The Gates Foundation and Rotary International are among the biggest donors to polio eradication. Carol Pandak, director of Rotary’s global PolioPlus programme, which has contributed $688.5m in Africa, said: “Africa’s milestone of one year without a case of paralysis caused by wild poliovirus is an unprecedented and important advancement in the 30-year, worldwide effort to end polio.
“However, it is too soon to celebrate. We need to keep polio eradication a high priority – immunisation campaigns and high quality surveillance activities must continue throughout Africa, as does improvement in routine immunisation, to ensure that the virus does not return.”
Nigeria had struggled to contain polio since some northern states imposed a year-long boycott of the vaccine in 2003. Some state governors and religious leaders in the predominantly Islamic north alleged that the vaccines were contaminated by western powers to spread sterility and HIV and Aids among Muslims.
But in 2009 traditional leaders across the country agreed to back immunisation campaigns and encourage parents to have their children vaccinated. The government also set up emergency operations centres to coordinate vaccination campaigns and reach children in previously inaccessible areas.
Tomori reflected: “We finally got our act together after so many years. We had many obstacles at leadership level and at community level. We realised we couldn’t reach the community with vaccines without the traditional leaders.

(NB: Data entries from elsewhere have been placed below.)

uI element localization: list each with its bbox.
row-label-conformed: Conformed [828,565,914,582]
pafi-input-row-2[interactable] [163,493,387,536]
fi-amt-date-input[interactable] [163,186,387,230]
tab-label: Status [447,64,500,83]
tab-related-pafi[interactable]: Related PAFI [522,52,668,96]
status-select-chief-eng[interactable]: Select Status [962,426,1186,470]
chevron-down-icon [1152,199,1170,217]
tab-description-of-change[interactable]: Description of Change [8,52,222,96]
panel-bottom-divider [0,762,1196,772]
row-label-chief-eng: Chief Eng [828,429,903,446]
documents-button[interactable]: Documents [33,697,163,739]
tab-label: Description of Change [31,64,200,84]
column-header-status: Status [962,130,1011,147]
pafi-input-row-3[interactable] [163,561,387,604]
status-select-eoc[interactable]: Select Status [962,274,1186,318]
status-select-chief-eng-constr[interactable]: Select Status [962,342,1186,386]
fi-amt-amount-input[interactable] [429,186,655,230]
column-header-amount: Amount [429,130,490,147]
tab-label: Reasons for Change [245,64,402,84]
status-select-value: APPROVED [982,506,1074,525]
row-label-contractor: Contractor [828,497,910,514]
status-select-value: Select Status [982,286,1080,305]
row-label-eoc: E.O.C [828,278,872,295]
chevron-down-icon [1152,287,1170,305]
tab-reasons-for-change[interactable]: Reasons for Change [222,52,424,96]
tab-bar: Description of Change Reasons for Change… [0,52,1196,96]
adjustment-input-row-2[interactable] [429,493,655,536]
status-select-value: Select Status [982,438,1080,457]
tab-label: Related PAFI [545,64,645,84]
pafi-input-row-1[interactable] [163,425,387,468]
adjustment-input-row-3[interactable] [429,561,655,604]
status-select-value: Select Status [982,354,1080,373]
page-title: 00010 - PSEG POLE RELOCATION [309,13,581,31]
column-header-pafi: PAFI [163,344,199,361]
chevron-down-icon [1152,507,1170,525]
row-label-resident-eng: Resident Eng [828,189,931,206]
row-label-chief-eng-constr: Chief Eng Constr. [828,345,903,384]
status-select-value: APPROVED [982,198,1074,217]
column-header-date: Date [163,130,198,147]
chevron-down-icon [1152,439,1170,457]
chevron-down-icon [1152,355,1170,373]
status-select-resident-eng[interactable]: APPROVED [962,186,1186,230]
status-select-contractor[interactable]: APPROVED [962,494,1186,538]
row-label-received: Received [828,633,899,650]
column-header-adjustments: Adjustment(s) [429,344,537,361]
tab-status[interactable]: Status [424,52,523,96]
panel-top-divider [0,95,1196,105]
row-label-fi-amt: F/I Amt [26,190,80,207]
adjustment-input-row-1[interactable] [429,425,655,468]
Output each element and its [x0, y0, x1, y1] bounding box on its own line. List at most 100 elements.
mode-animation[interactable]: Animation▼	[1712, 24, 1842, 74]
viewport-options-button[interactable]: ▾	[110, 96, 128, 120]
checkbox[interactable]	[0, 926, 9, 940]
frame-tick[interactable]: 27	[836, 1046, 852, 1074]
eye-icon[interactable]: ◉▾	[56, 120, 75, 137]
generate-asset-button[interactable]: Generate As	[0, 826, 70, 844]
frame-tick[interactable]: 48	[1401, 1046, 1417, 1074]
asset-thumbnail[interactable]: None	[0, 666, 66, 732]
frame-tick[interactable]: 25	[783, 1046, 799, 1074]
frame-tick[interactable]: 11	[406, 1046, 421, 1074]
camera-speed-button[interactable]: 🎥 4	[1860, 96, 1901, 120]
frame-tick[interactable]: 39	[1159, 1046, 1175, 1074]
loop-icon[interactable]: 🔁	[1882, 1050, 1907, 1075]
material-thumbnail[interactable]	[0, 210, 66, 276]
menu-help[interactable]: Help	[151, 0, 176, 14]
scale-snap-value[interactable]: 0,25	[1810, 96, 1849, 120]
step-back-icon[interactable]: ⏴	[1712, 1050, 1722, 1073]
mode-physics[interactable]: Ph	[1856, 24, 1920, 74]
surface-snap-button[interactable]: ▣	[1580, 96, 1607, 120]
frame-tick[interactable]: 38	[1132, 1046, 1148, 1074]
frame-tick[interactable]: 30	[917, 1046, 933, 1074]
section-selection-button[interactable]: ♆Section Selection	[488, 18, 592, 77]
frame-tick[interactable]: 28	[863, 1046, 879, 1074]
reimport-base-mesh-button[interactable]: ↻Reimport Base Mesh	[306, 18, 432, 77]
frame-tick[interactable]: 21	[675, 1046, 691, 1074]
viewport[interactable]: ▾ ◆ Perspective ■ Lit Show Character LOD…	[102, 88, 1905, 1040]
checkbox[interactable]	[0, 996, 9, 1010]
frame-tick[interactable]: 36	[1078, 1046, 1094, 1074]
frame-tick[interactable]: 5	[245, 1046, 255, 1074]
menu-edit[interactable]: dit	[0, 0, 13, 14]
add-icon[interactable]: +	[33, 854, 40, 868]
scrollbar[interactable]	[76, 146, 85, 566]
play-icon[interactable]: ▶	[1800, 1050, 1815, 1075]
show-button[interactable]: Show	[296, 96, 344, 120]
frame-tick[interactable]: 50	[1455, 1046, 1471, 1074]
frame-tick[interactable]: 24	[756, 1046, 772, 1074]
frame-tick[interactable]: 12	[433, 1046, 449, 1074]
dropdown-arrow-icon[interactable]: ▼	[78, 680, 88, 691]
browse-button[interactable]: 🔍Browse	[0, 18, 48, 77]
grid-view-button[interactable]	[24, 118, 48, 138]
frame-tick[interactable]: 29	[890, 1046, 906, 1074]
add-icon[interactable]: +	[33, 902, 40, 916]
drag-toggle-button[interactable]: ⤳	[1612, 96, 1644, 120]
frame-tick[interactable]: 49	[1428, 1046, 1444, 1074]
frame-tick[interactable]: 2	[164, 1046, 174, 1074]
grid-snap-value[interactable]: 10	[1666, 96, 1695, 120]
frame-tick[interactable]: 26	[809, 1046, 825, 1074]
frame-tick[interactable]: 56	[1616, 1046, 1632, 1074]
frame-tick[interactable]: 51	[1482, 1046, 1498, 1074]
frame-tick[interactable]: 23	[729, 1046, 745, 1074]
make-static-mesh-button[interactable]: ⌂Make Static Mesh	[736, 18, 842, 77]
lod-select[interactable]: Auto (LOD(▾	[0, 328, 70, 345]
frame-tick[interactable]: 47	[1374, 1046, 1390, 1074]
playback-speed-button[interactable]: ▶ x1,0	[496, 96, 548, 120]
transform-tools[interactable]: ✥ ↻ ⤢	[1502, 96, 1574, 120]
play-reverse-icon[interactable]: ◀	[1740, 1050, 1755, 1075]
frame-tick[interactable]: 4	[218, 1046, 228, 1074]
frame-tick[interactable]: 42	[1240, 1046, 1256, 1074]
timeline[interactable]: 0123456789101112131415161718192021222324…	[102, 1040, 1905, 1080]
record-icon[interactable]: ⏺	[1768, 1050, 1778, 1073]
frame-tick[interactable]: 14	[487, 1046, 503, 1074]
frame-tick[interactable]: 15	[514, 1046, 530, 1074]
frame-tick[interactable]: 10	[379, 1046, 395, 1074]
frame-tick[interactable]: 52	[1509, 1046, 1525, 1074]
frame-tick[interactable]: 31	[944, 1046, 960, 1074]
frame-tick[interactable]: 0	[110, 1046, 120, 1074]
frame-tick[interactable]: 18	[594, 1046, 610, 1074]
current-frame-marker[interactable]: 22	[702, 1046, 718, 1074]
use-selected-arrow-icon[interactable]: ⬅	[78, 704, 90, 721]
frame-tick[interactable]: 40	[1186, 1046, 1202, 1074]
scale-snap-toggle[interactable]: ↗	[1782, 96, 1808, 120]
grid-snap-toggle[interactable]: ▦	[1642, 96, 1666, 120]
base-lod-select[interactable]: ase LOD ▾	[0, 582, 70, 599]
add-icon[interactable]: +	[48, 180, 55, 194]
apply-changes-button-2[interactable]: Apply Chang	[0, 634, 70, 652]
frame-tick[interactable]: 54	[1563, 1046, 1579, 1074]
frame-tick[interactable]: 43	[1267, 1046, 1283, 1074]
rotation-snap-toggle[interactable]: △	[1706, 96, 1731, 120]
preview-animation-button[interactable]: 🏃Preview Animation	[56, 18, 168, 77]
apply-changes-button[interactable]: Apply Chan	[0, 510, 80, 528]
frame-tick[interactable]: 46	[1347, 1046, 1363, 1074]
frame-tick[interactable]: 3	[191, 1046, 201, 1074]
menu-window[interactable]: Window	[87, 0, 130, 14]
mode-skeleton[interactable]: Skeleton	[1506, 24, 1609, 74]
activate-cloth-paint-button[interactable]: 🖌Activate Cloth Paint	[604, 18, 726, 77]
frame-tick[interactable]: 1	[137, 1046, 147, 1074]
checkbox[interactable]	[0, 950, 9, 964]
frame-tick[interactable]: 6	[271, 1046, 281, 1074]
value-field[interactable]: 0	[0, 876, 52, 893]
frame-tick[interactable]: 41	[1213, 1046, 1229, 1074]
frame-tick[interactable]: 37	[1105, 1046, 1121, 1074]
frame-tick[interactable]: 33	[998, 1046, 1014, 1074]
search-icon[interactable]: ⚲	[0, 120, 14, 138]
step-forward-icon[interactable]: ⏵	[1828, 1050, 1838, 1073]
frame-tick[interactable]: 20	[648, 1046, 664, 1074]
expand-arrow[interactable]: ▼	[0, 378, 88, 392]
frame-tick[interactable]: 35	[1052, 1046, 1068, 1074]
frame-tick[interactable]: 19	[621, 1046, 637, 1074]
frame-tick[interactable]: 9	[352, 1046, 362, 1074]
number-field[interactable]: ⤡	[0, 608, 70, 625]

Nigeria used to be the main problem. Now there is hope for Africa. We have to make sure polio does not come back.”
Polio often spreads among young children and in areas with poor sanitation, but since the Global Polio Eradication Initiative launched in 1988, there has been a reduction in cases worldwide of more than 99%. At that time the disease was endemic in 125 countries and caused paralysis in nearly 1,000 children a day.